The correlation between the impassive, protean sea and the willful emotions of mortal men and women would crystallize in his late masterpiece, 1947’s La Tempestaire, a 22-minute short that might be the last gasp of silent-film expressionism—or the last laugh. It’s also got family roots with the surrealists, as it was Epstein’s custom to pay no mind to the boundaries separating zones of dreaming and waking. An oddity, filmed on Brittany’s Belle Île (his Monument Valley), that overcomes the viewer with its hypnotic rhythms and visual incantations, La Tempestaire largely consists of an elaborate tidal montage: breakers, whitecaps, and surges, incited by a simple premise of a lonely girl who wishes no harm should befall her seafaring husband. Here, trite symbolic interpretation fails as the rolling surf thwarts all attempts at decryption, betraying no signs, answering no questions.

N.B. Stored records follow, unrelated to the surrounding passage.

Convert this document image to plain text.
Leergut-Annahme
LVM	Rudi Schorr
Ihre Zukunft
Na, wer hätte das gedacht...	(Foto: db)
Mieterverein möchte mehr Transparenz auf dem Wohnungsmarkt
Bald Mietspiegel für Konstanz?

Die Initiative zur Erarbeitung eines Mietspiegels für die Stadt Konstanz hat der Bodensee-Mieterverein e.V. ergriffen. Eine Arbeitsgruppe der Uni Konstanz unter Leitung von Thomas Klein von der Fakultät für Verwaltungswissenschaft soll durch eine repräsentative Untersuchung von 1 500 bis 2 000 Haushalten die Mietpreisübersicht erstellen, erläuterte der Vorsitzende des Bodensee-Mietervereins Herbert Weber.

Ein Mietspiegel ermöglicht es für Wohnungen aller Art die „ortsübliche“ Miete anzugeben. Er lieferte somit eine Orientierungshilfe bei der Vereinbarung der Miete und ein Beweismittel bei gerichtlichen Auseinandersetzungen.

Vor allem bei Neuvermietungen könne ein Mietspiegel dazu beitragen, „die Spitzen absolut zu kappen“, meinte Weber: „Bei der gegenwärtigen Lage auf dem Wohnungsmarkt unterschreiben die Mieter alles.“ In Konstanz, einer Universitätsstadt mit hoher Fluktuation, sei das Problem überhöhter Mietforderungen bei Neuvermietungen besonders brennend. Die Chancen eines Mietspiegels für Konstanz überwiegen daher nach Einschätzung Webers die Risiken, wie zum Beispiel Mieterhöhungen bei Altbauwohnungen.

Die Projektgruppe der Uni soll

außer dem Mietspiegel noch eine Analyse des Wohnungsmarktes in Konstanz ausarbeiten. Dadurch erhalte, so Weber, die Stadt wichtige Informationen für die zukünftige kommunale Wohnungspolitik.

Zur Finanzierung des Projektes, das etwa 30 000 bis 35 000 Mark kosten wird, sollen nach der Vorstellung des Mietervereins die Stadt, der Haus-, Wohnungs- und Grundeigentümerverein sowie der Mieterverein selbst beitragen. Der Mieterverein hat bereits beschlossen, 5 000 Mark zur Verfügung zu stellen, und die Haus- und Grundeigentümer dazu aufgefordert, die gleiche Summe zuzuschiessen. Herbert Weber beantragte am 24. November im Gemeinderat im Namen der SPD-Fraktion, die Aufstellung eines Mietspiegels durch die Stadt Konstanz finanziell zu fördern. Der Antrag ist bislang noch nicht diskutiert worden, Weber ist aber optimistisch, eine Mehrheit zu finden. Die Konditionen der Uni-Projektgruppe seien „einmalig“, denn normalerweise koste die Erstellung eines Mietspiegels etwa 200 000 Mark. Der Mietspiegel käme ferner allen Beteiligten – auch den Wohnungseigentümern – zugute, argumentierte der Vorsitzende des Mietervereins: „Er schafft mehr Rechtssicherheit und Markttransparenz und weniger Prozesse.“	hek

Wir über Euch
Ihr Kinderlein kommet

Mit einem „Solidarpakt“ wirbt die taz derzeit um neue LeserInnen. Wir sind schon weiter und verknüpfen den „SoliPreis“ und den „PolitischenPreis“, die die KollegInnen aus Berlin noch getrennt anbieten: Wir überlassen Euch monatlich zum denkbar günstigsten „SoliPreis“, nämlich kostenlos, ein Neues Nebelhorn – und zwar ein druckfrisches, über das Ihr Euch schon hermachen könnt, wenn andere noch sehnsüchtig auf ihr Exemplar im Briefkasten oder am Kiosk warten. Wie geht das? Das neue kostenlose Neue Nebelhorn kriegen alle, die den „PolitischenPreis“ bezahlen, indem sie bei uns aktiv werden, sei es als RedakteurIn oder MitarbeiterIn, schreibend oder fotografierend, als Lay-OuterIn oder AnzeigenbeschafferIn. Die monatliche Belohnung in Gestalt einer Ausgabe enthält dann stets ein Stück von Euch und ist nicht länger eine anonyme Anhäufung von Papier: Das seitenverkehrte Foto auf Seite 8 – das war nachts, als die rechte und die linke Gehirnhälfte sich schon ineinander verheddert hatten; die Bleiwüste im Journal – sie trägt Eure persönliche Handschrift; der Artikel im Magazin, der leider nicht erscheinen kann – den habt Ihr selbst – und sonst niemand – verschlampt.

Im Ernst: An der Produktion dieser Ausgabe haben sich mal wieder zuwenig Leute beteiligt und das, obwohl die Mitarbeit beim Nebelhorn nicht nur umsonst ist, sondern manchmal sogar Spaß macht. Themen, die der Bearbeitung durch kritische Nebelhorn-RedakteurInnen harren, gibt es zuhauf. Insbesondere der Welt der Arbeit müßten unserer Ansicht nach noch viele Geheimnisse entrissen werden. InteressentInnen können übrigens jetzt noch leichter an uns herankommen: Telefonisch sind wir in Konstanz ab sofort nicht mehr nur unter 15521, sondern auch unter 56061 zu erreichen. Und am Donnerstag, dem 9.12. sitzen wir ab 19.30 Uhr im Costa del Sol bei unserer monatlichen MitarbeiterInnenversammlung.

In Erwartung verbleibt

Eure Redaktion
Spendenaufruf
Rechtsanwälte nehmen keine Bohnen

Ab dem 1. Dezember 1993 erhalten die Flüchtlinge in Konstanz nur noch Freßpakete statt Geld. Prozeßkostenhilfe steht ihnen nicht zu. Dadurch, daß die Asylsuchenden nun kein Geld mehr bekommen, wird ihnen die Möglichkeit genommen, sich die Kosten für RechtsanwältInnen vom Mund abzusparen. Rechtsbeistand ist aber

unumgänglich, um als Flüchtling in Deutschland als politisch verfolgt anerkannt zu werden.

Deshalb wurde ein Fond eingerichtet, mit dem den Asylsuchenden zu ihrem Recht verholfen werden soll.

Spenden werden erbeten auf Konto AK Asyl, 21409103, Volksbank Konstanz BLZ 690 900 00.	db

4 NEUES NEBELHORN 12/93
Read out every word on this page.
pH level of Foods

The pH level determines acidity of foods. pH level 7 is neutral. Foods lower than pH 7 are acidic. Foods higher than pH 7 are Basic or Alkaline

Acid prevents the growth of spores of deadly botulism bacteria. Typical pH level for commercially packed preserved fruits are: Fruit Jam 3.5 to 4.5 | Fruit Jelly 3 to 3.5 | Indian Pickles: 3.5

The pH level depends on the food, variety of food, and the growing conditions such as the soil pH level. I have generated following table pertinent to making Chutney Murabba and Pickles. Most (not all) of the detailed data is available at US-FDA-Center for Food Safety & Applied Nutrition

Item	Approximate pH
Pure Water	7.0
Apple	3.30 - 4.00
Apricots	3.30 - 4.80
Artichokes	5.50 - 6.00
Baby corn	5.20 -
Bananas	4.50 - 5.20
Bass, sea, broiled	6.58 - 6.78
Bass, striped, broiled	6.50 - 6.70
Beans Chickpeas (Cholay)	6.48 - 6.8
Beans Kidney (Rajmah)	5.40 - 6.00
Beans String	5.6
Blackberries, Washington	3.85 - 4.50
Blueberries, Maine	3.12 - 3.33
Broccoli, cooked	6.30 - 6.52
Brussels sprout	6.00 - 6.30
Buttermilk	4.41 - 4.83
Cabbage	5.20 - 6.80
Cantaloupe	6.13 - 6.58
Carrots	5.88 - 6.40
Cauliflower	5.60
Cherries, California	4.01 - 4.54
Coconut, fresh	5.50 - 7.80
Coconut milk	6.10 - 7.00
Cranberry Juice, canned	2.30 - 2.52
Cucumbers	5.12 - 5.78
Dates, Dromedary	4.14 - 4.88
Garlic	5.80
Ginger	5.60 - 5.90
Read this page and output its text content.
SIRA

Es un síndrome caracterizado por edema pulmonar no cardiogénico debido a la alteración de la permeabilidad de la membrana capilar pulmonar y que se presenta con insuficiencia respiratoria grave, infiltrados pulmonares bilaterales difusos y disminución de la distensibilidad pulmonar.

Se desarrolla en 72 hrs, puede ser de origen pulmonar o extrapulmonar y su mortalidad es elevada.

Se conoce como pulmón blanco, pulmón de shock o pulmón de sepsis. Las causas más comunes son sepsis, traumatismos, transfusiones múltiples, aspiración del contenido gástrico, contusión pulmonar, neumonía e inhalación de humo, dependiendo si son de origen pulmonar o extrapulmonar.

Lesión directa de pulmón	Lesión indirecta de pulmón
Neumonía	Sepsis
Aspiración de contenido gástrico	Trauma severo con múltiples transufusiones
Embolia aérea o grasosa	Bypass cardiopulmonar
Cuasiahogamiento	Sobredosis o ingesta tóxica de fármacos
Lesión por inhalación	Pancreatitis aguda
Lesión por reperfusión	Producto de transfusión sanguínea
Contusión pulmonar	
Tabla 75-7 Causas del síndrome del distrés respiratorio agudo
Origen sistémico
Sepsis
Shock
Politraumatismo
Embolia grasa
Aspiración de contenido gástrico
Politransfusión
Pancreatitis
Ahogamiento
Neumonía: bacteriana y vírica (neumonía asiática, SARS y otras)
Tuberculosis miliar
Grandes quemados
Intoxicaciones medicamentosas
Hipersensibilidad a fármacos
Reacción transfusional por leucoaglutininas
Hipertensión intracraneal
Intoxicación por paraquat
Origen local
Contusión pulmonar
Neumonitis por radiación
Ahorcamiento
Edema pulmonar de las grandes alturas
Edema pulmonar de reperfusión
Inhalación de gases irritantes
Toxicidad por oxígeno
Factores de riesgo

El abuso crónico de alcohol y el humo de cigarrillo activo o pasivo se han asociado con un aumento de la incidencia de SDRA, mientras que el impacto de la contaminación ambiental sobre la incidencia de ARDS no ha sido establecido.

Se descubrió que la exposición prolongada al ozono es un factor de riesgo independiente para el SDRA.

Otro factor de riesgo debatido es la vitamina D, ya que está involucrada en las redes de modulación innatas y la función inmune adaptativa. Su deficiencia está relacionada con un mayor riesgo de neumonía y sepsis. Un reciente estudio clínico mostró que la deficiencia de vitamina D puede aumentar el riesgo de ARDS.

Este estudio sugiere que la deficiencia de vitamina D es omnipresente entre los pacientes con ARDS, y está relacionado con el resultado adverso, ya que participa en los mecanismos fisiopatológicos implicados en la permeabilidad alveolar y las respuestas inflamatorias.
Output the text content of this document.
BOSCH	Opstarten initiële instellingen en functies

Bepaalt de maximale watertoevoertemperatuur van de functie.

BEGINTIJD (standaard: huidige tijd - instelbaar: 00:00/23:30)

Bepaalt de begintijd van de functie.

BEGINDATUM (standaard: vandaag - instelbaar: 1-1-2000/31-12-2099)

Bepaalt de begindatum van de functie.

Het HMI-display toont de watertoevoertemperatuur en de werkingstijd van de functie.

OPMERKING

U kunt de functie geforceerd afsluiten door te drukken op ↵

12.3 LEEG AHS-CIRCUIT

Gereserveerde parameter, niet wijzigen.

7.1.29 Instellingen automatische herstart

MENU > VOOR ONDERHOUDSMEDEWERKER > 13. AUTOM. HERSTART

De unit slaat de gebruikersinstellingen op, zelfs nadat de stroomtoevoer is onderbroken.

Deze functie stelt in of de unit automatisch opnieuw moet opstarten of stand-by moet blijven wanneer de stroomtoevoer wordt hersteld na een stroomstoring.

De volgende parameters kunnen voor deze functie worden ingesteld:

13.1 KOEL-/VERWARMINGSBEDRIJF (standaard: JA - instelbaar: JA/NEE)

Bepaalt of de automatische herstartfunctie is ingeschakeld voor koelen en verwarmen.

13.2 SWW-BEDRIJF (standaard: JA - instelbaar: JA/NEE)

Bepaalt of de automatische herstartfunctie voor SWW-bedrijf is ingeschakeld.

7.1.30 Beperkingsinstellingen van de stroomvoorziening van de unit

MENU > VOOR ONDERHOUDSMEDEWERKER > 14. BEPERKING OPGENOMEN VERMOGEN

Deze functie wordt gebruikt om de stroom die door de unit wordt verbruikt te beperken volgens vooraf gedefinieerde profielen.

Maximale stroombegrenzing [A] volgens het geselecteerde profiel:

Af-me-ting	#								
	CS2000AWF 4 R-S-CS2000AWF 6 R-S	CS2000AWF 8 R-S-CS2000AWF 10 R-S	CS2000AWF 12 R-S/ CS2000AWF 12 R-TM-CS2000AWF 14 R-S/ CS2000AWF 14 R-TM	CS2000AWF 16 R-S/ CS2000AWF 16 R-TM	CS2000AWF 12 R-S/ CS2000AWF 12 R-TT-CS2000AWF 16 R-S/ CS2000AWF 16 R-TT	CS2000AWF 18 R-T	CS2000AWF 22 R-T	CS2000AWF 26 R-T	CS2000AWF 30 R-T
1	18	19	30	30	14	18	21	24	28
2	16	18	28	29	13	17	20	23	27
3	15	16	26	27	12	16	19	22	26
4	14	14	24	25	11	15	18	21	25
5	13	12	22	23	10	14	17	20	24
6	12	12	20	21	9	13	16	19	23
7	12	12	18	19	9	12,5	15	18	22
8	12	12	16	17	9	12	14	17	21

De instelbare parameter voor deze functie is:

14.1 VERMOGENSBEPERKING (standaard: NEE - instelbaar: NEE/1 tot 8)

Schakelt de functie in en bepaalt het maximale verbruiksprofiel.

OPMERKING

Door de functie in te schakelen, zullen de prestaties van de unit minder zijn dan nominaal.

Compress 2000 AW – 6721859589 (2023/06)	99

Technique aside, what separates Epstein’s work from the bulk of narrative shorts and features is that, despite the fact that the recurring “man vs. nature” conflict seems to suggest that Epstein liked nothing better than to prod his audiences with some moralistic lancet, or that his fables carry a bonus lesson about our own mortality and insignificance, that’s just not the case. The Epstein that emerges from biographical data, as well as the films themselves, was a man who took playful experimentation very seriously. Rather than wield the pedagogical whip, Epstein preferred to keep the viewer busy by images that urged contemplation, and cutting that compelled reassessment. There’s a quality of tenuous, productive uncertainty to Epstein’s montage, a tone of “let’s see what will happen” that may seem strange to those accustomed to rating master filmmakers very high on unbreachable confidence. But these “guesses” were always underwritten by uncanny intuition, borne of impassioned learning and theory, past trial and error, and the discovery that some kind of physical-spiritual nexus existed on and off Brittany’s coast. Countless of his successors owe him a substantial debt—which means, if he was just guessing the whole time, he was really good at it.